In March 2007, the FDA ordered black box warnings on the drug’s labels about an increased risk of numerous adverse events and issued a public health advisory warning health care providers to administer the lowest possible dose necessary to treat anemia.

According to the FDA, as of March 2007, there are five clinical trials that demonstrated decreased survival time in cancer patients receiving the drugs compared with those receiving transfusion support.

The agency also reported a higher rate of blood clots, strokes, heart failure, heart attacks and death were found in patients with chronic kidney failure when the drugs were given to raise hemoglobin levels higher than recommended.

The FDA advisory also noted a higher risk of blood clots in patients who were scheduled for major surgery and received the anemia drugs and also warned of an increased rate of tumor growth in patients with advanced head and neck cancer receiving radiation therapy and metastatic breast cancer patients receiving chemotherapy, when the drugs were given to maintain levels higher than recommended.
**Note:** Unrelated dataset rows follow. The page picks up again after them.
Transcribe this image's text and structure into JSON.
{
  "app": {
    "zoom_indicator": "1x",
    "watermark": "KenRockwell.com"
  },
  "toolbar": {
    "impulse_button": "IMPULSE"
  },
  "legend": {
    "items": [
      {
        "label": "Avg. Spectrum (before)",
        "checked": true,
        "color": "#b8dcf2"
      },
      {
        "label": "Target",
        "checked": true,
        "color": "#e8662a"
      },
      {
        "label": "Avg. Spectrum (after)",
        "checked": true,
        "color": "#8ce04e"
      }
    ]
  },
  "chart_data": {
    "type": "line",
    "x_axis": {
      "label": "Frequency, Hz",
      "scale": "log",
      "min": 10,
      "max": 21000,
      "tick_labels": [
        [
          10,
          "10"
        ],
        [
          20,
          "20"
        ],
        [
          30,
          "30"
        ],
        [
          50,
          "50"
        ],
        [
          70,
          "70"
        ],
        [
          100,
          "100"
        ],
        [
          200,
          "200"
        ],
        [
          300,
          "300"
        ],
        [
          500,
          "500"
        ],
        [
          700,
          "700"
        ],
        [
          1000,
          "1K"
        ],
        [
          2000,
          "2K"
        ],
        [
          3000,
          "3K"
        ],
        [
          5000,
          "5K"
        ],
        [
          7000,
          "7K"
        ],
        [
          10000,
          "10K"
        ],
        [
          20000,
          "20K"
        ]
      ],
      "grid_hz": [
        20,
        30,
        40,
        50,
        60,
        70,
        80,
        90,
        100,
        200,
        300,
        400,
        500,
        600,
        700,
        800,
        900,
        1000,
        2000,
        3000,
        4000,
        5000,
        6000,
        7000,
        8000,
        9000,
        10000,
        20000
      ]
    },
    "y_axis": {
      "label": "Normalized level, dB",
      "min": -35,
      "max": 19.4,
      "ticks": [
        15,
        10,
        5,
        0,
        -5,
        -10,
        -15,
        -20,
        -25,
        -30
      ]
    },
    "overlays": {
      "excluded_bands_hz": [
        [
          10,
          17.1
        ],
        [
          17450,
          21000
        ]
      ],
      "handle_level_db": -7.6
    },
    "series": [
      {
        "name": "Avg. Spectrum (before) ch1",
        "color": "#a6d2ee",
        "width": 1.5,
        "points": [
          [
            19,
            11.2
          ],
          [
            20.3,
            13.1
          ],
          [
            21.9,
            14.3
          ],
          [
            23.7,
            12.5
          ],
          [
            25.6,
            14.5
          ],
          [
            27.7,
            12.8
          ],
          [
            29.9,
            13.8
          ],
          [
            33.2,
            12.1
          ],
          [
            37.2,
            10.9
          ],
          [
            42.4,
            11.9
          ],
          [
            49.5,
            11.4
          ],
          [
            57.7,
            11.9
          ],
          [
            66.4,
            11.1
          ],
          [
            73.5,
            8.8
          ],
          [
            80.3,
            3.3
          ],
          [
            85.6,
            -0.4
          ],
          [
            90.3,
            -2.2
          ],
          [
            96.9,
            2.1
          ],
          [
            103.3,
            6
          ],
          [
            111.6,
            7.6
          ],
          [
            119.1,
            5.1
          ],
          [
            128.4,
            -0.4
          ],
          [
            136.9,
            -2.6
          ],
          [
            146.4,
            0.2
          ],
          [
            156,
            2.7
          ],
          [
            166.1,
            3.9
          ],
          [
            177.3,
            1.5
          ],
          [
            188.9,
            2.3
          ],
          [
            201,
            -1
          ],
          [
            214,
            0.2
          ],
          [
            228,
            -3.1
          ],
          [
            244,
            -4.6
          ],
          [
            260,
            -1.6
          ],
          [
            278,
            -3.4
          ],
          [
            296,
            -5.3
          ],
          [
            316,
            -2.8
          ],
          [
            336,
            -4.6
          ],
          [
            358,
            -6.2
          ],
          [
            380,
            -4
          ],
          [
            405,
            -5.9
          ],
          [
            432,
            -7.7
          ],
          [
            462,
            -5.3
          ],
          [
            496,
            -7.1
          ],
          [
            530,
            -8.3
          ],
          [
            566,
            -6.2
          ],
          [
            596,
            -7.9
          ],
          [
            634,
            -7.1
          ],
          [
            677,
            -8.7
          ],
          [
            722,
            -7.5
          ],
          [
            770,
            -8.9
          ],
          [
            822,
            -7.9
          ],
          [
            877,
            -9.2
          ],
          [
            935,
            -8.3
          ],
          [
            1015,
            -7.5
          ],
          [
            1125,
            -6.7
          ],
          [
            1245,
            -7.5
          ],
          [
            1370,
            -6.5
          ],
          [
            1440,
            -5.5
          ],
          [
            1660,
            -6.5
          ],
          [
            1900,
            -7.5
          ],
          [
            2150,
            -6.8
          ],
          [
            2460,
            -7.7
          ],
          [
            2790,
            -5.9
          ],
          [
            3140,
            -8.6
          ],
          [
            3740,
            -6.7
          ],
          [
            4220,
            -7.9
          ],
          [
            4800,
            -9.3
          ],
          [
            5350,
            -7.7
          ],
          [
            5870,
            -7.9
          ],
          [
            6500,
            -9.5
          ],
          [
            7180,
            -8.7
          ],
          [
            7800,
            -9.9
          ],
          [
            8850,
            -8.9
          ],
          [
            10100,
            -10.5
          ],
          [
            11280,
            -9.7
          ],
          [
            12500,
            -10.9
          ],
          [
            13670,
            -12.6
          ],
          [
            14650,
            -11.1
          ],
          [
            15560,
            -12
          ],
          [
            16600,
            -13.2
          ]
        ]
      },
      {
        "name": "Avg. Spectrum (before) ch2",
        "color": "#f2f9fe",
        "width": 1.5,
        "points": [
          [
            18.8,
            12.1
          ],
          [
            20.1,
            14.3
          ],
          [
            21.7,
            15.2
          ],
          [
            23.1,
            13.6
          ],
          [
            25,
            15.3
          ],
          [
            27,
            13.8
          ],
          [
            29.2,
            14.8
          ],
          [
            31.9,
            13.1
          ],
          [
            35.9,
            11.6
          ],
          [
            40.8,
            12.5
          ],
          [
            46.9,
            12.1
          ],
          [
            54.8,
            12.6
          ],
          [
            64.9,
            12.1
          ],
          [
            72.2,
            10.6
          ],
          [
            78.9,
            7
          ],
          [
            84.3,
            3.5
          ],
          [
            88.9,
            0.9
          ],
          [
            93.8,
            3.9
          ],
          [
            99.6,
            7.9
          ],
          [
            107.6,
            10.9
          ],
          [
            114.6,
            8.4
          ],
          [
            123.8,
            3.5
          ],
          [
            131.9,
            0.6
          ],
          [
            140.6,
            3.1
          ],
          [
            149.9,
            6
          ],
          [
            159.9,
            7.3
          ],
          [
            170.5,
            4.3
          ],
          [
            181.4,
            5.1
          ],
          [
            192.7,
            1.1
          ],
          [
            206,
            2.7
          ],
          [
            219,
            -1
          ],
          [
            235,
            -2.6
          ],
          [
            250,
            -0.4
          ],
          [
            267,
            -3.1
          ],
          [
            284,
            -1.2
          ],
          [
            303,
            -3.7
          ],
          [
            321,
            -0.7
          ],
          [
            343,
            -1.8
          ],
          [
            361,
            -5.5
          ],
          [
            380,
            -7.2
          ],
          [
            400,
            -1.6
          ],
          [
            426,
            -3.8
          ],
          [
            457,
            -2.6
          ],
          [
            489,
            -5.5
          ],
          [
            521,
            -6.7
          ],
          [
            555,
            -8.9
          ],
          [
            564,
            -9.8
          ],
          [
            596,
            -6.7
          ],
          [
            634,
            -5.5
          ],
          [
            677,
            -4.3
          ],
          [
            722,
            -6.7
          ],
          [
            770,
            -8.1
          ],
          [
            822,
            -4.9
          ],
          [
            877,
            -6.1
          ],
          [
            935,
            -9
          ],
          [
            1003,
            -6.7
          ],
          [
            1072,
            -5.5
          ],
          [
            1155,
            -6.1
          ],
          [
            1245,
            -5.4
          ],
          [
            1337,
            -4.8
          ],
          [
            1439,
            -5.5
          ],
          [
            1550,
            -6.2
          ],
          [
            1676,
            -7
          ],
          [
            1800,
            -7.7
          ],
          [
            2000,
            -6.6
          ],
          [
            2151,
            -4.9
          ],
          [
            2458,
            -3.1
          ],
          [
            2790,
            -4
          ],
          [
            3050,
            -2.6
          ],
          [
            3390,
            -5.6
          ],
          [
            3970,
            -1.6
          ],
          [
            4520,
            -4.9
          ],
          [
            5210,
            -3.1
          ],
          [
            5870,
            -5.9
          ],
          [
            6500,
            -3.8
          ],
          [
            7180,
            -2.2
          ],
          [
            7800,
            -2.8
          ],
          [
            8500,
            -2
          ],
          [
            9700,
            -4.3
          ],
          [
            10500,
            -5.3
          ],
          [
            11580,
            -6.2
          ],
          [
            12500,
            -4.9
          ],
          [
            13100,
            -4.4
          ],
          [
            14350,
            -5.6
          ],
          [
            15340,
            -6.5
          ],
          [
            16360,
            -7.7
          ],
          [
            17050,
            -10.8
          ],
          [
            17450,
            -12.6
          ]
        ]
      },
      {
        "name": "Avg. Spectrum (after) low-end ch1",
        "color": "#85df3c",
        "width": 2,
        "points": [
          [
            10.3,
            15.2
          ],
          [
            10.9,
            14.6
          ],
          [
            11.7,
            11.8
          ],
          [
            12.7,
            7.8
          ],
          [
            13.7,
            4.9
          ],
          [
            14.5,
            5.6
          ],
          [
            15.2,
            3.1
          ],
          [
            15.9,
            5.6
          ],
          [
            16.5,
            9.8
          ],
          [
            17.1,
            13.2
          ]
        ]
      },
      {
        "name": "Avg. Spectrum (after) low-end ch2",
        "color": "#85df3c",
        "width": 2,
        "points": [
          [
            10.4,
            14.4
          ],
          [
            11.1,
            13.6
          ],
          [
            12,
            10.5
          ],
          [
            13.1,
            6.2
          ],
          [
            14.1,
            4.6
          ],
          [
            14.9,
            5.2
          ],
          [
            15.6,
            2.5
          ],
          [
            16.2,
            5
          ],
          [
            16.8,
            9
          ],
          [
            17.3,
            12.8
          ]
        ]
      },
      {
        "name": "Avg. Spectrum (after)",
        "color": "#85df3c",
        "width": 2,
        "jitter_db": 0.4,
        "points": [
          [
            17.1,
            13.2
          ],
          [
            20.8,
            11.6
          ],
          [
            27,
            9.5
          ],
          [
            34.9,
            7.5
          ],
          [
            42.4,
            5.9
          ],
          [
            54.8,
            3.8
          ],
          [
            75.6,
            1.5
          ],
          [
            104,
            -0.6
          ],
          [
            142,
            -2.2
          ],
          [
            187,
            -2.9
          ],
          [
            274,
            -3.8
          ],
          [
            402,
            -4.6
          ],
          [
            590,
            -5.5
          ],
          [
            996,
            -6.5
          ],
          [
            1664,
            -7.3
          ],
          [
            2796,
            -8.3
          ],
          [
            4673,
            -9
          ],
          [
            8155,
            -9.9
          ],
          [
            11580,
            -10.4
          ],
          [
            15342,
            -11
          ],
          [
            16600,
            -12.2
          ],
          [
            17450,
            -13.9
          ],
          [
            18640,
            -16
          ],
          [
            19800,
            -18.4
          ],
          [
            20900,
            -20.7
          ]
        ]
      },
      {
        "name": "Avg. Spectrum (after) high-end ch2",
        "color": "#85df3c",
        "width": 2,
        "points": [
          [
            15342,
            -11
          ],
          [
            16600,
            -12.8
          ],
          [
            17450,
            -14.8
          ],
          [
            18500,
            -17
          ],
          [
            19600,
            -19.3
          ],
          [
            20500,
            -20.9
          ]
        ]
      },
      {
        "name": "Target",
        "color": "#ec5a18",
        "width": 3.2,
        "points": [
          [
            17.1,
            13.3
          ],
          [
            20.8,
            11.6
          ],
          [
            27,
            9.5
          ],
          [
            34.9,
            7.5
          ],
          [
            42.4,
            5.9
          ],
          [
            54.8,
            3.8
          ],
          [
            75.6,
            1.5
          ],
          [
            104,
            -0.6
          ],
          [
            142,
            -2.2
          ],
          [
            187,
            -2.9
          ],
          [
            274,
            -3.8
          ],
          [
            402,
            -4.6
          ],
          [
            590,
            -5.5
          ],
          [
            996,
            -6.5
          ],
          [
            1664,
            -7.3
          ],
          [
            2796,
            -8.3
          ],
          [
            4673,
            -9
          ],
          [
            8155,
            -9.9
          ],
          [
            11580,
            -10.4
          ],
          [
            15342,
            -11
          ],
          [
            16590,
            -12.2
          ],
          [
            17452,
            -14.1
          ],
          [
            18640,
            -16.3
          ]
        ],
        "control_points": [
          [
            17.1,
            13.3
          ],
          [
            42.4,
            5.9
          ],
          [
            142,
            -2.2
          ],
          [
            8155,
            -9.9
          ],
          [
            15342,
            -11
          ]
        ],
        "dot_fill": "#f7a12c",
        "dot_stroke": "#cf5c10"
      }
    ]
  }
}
J&J is already facing several class-action lawsuits filed by shareholders as a result of the revelation of this latest drugging-for-profit scheme, and the company has also received a subpoena from New York’s attorney general requesting information on the sales and promotional activities related to Procrit.

But then, why should J&J worry over a minor little investigation by the NY attorney general. The feds have been investigating the Natrecor fiasco for more than 2 years, and the J&J executives who reaped the benefits have probably not lost one wink of sleep.